Owner Dave said, *"I was aware there were battery farms but not to the extent that they seem to be and wholeheartedly agree that this practice should be stopped and consumers awareness be raised on the matter. "*

This is fantastic news and over the next few weeks they plan to make the necessary changes to their new website, including the removal of Kopi Luwak (perhaps a winding down of existing stock) and some commentary to help customers understand this product so they can make an informed choice about ever buying it again.

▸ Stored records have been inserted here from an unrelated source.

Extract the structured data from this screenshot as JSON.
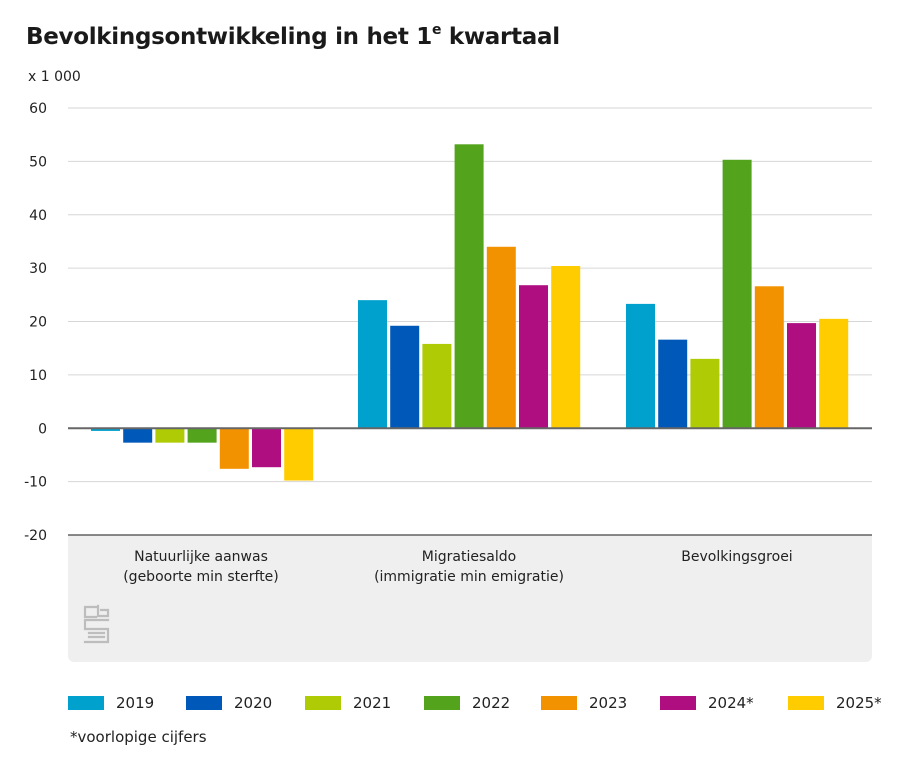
{
  "title": {
    "main": "Bevolkingsontwikkeling in het 1",
    "sup": "e",
    "rest": " kwartaal"
  },
  "unit_label": "x 1 000",
  "footnote": "*voorlopige cijfers",
  "logo": {
    "icon": "cbs-logo-icon",
    "text": "cbs"
  },
  "chart_data": {
    "type": "bar",
    "title": "Bevolkingsontwikkeling in het 1e kwartaal",
    "ylabel": "x 1 000",
    "ylim": [
      -20,
      60
    ],
    "yticks": [
      -20,
      -10,
      0,
      10,
      20,
      30,
      40,
      50,
      60
    ],
    "grid": true,
    "legend_position": "bottom",
    "categories": [
      {
        "line1": "Natuurlijke aanwas",
        "line2": "(geboorte min sterfte)"
      },
      {
        "line1": "Migratiesaldo",
        "line2": "(immigratie min emigratie)"
      },
      {
        "line1": "Bevolkingsgroei",
        "line2": ""
      }
    ],
    "series": [
      {
        "name": "2019",
        "color": "#00A1CD",
        "values": [
          -0.5,
          24.0,
          23.3
        ]
      },
      {
        "name": "2020",
        "color": "#0058B8",
        "values": [
          -2.7,
          19.2,
          16.6
        ]
      },
      {
        "name": "2021",
        "color": "#AFCB05",
        "values": [
          -2.7,
          15.8,
          13.0
        ]
      },
      {
        "name": "2022",
        "color": "#53A31D",
        "values": [
          -2.7,
          53.2,
          50.3
        ]
      },
      {
        "name": "2023",
        "color": "#F39200",
        "values": [
          -7.6,
          34.0,
          26.6
        ]
      },
      {
        "name": "2024*",
        "color": "#AF0E80",
        "values": [
          -7.3,
          26.8,
          19.7
        ]
      },
      {
        "name": "2025*",
        "color": "#FFCC00",
        "values": [
          -9.8,
          30.4,
          20.5
        ]
      }
    ]
  }
}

Well done Dave and team! Hopefully your actions will inspire other roasters to follow suit. And I'm sure many other members on this forum will join me in being glad we will soon be able to buy your other beans









(Their new website is still under development and will be fully updated in a few weeks)


----------



## rodabod (Dec 4, 2011)

Good work. Looks like it could be a decent shop that, actually.


----------



## chimpsinties (Jun 13, 2011)

They should give all their stock away so we can try it... just to be sure that it's nothing special and no better than other coffee. Hey, at least we wouldn't be buying it


----------



## Russ (Nov 15, 2011)

Result, well done!

I'd used them before I knew about the issue with this stuff, they offered great service and I enjoyed their coffee. I'll order again in future now.


----------



## Outlaw333 (Dec 13, 2011)

That is fantastic news, well done you. Have you been in touch with Coffee Compass? If so what have they said? I really hope they respond positively to your campain. I would like to once again whole heartedly support them, I mean I havn't stopped supporting them altogether, I feel bad as I have long been a weekly customer of theirs but since you pointed out that they sell this stuff and the battery farming that I was unaware of, my orders have gone from once a week+ to a bag a month-. The coffee just doesn't taste as good anymore either and I don't belive it will until they heed your message.


----------



## MikeHag (Mar 13, 2011)

Great comments. I plan to write to every company on the list of suppliers of kopi luwak to offer help in understanding this product better, so they and their customers can make a more informed choice. The comments from guys such as yourselves helps illustrate consumer views









Fingers crossed.


----------



## seeq (Jul 9, 2011)

Great news Mike. Even getting one roaster on board has more than likely saved the suffering of a civet or two! Keep up the good work and hopefully we can make a significant difference.


----------



## bobbytoad (Aug 12, 2011)

Good result they are a great reliable company - with good customer service, and deserve our support for ditching the Luwak


----------



## Sam__G (Sep 4, 2011)

That is awesome. A company I have wanted to try but never have as a result of the product. Huge kudos to them and equally so (at least) to you, Mike.


----------



## onemac (Dec 15, 2011)

Thought I had replied to this but the main puter went down with a bang on Friday









Good news - well done chap! You have my support for your mission albeit from afar









Al


----------